New England Multimedia That's a great way to hand the client a menu -- they'll see the range of possible prices, from grass-fed Kobe beef down to the still lean and tasty angus ground burger meat. You're definitely a creative! ;-)
No problem on the lack of paragraphs. Sometimes when I comment on posts, I'm so excited and compelled to get my thoughts out and through my fingers that I forget to create paragraph breaks!
New England Multimedia Case studies, I know you've mentioned them before, Michelle, and I have to say I'm trying to put a few together for when my website comes up. I'm trying to decide between that and a "model" listing. Because the truth is, I think all of us have a base and a normal range we can name off the tops of our heads.
"Congratulations on your MBA." I'm not sure if you meant to be funny but I laughed aloud! Sometimes I think some writers need to make everyone aware of their advance degree. What can we do beyond reassure them that writing that people can understand is more powerful than the bizarre cadences of business-speak?
jennwhinnem LOL! I'm glad you got a kick out of that little comment. I suppose it was meant as a true congratulations (it's a pretty big deal to get an MBA) and as a bit of a humorous aside. You're right, business people, especially entrepreneurs, often want to do everything themselves. They have so much energy and passion wrapped up in their business. This characteristic is one of the ingredients that make entrepreneurs successful. But it can also cause them to be a "jack of all trades, master of none".
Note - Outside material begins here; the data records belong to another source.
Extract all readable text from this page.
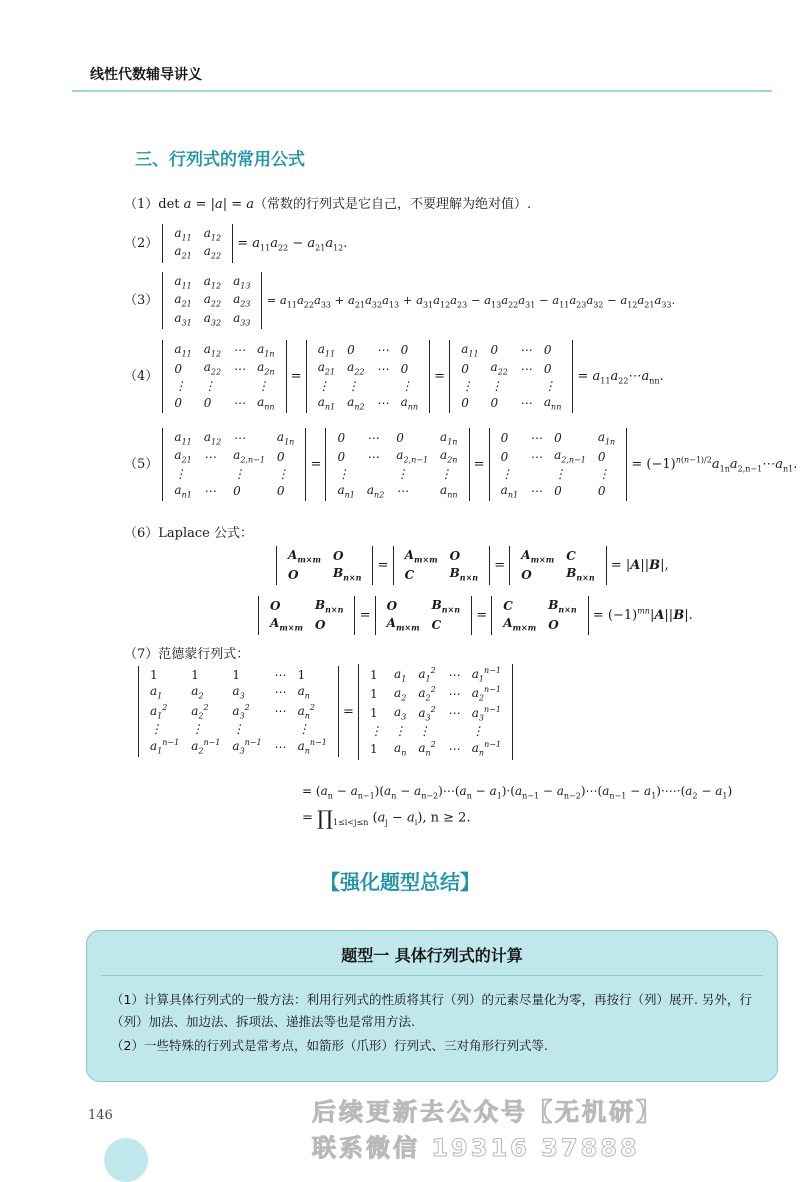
线性代数辅导讲义
三、行列式的常用公式
（1）det a = |a| = a（常数的行列式是它自己，不要理解为绝对值）.
（2）
$a_{11}$	$a_{12}$
$a_{21}$	$a_{22}$
= $a_{11}a_{22} - a_{21}a_{12}$.
（3）
$a_{11}$	$a_{12}$	$a_{13}$
$a_{21}$	$a_{22}$	$a_{23}$
$a_{31}$	$a_{32}$	$a_{33}$
= $a_{11}a_{22}a_{33} + a_{21}a_{32}a_{13} + a_{31}a_{12}a_{23} - a_{13}a_{22}a_{31} - a_{11}a_{23}a_{32} - a_{12}a_{21}a_{33}$.
（4）
$a_{11}$	$a_{12}$	⋯	$a_{1n}$
0	$a_{22}$	⋯	$a_{2n}$
⋮	⋮		⋮
0	0	⋯	$a_{nn}$
=
$a_{11}$	0	⋯	0
$a_{21}$	$a_{22}$	⋯	0
⋮	⋮		⋮
$a_{n1}$	$a_{n2}$	⋯	$a_{nn}$
=
$a_{11}$	0	⋯	0
0	$a_{22}$	⋯	0
⋮	⋮		⋮
0	0	⋯	$a_{nn}$
= $a_{11}a_{22}\cdots a_{nn}$.
（5）
$a_{11}$	$a_{12}$	⋯	$a_{1n}$
$a_{21}$	⋯	$a_{2,n-1}$	0
⋮		⋮	⋮
$a_{n1}$	⋯	0	0
=
0	⋯	0	$a_{1n}$
0	⋯	$a_{2,n-1}$	$a_{2n}$
⋮		⋮	⋮
$a_{n1}$	$a_{n2}$	⋯	$a_{nn}$
=
0	⋯	0	$a_{1n}$
0	⋯	$a_{2,n-1}$	0
⋮		⋮	⋮
$a_{n1}$	⋯	0	0
= $(-1)^{n(n-1)/2}a_{1n}a_{2,n-1}\cdots a_{n1}$.
（6）Laplace 公式：
$A_{m\times m}$	O
O	$B_{n\times n}$
=
$A_{m\times m}$	O
C	$B_{n\times n}$
=
$A_{m\times m}$	C
O	$B_{n\times n}$
= |A||B|,
O	$B_{n\times n}$
$A_{m\times m}$	O
=
O	$B_{n\times n}$
$A_{m\times m}$	C
=
C	$B_{n\times n}$
$A_{m\times m}$	O
= $(-1)^{mn}|A||B|$.
（7）范德蒙行列式：
1	1	1	⋯	1
$a_1$	$a_2$	$a_3$	⋯	$a_n$
$a_1^2$	$a_2^2$	$a_3^2$	⋯	$a_n^2$
⋮	⋮	⋮		⋮
$a_1^{n-1}$	$a_2^{n-1}$	$a_3^{n-1}$	⋯	$a_n^{n-1}$
=
1	$a_1$	$a_1^2$	⋯	$a_1^{n-1}$
1	$a_2$	$a_2^2$	⋯	$a_2^{n-1}$
1	$a_3$	$a_3^2$	⋯	$a_3^{n-1}$
⋮	⋮	⋮		⋮
1	$a_n$	$a_n^2$	⋯	$a_n^{n-1}$
= $(a_n - a_{n-1})(a_n$ − $a_{n-2})\cdots(a_n - a_1)\cdot(a_{n-1}$ − $a_{n-2})\cdots(a_{n-1}$ − $a_1)\cdot\cdots\cdot(a_2 - a_1)$
= $\prod_{1\le i<j\le n}$ $(a_j - a_i)$, n ≥ 2.
【强化题型总结】
题型一 具体行列式的计算
（1）计算具体行列式的一般方法：利用行列式的性质将其行（列）的元素尽量化为零，再按行（列）展开. 另外，行（列）加法、加边法、拆项法、递推法等也是常用方法.
（2）一些特殊的行列式是常考点，如箭形（爪形）行列式、三对角形行列式等.
146	后续更新去公众号【无机研】
联系微信 19316 37888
To answer your question, I think that, as writers, we need to validate the hard work and energy that goes in to starting and running a successful business when talking to the principles and owners. In the same conversation, we must remind them that the high achievers in business -- the ones everyone aspires to emulate -- worked with a team of people who shared their own talent and knowledge in areas outside of the scope of executive management. They didn't get there alone, in other words.
texascopywriter jennwhinnem I know I'm that way--if I can't do it, it doesn't get done. But I do have my limits. This site, for example. I tried (as you can see from my blurry, too-expanded signature in the banner) but I know I'm no designer, so I saved my pennies to hire one. Working with someone else has been well worth the money for the time and peace of mind I get to keep.
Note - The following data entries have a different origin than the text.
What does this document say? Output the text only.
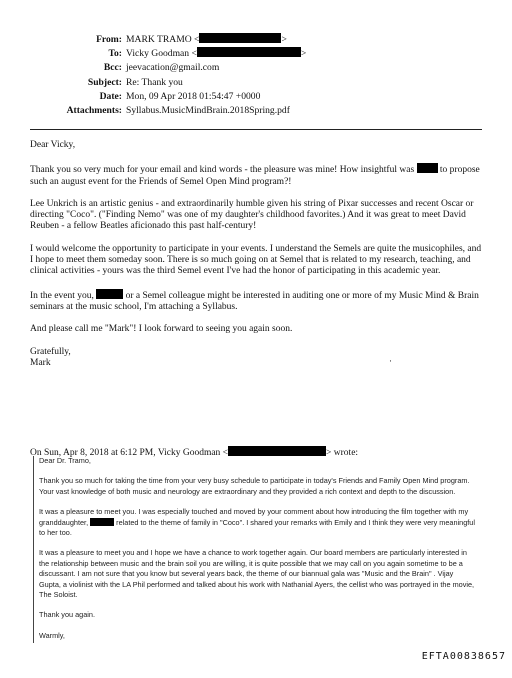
From: MARK TRAMO <	>
To: Vicky Goodman <	>
Bcc: jeevacation@gmail.com
Subject: Re: Thank you
Date: Mon, 09 Apr 2018 01:54:47 +0000
Attachments: Syllabus.MusicMindBrain.2018Spring.pdf

Dear Vicky,

Thank you so very much for your email and kind words - the pleasure was mine! How insightful was	to propose such an august event for the Friends of Semel Open Mind program?!

Lee Unkrich is an artistic genius - and extraordinarily humble given his string of Pixar successes and recent Oscar or directing "Coco". ("Finding Nemo" was one of my daughter's childhood favorites.) And it was great to meet David Reuben - a fellow Beatles aficionado this past half-century!

I would welcome the opportunity to participate in your events. I understand the Semels are quite the musicophiles, and I hope to meet them someday soon. There is so much going on at Semel that is related to my research, teaching, and clinical activities - yours was the third Semel event I've had the honor of participating in this academic year.

In the event you,	or a Semel colleague might be interested in auditing one or more of my Music Mind & Brain seminars at the music school, I'm attaching a Syllabus.

And please call me "Mark"! I look forward to seeing you again soon.

Gratefully,

Mark	·
On Sun, Apr 8, 2018 at 6:12 PM, Vicky Goodman <	> wrote:

Dear Dr. Tramo,

Thank you so much for taking the time from your very busy schedule to participate in today's Friends and Family Open Mind program. Your vast knowledge of both music and neurology are extraordinary and they provided a rich context and depth to the discussion.

It was a pleasure to meet you. I was especially touched and moved by your comment about how introducing the film together with my granddaughter,	related to the theme of family in "Coco". I shared your remarks with Emily and I think they were very meaningful to her too.

It was a pleasure to meet you and I hope we have a chance to work together again. Our board members are particularly interested in the relationship between music and the brain soil you are willing, it is quite possible that we may call on you again sometime to be a discussant. I am not sure that you know but several years back, the theme of our biannual gala was "Music and the Brain" . Vijay Gupta, a violinist with the LA Phil performed and talked about his work with Nathanial Ayers, the cellist who was portrayed in the movie, The Soloist.

Thank you again.

Warmly,

EFTA00838657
ShakirahDawudjennwhinnem That's a great example, Shakirah! If I tried to do anything remotely related to website design, I can assure you, it would be an epic fail! So, I hired a guy with lots of experience and knowledge about the Genesis framework and design in general.
jennwhinnem I know, Jenn, right? I sometimes wish I had the patience (sometimes not) with people who feel *that* good about a piece of paper that (at least in the beginning) is literally outlining everything they *Haven't Yet Done.* But corpwritingpro is doing a yeo(wo)man's job combatting that way of thinking at her place; you should check it out.
Aw *blushing* thanks Shakirah! And yes, writing so everyone can understand is vital! (It still amuses me how often the copywriter's guild over on LinkedIn reams me out for starting sentences with conjunctions. Trust me, I know better. But it's a blog!)
corpwritingproShakirahDawudjennwhinnem Thank you for saying that out loud, corpwritingpro! Blogs, even if they're associated with your business page, lend a little more creative freedom to the writers there than a professional brochure website. Seriously, people...lighten up!
I love this piece especially on the provocative copywriting. It takes skill not just an education. Knowing your audience and listening to them. Something I want to get better at. Samantha is truly amazing at it and inspires me.
lisabuben290 Thank you, Lisa. A lot more goes into creating the copy that moves people to spend their hard earned dollars on a company's product or service. Experienced copywriters can act as chameleons, in a way, by changing their voice, tone, style, and sentence structure to accurately match the comfort level and needs of the target audience. Thank you for your kind words, Lisa. It's an honor to hear that coming from someone with so much talent and such a strong entrepreneurial spirit.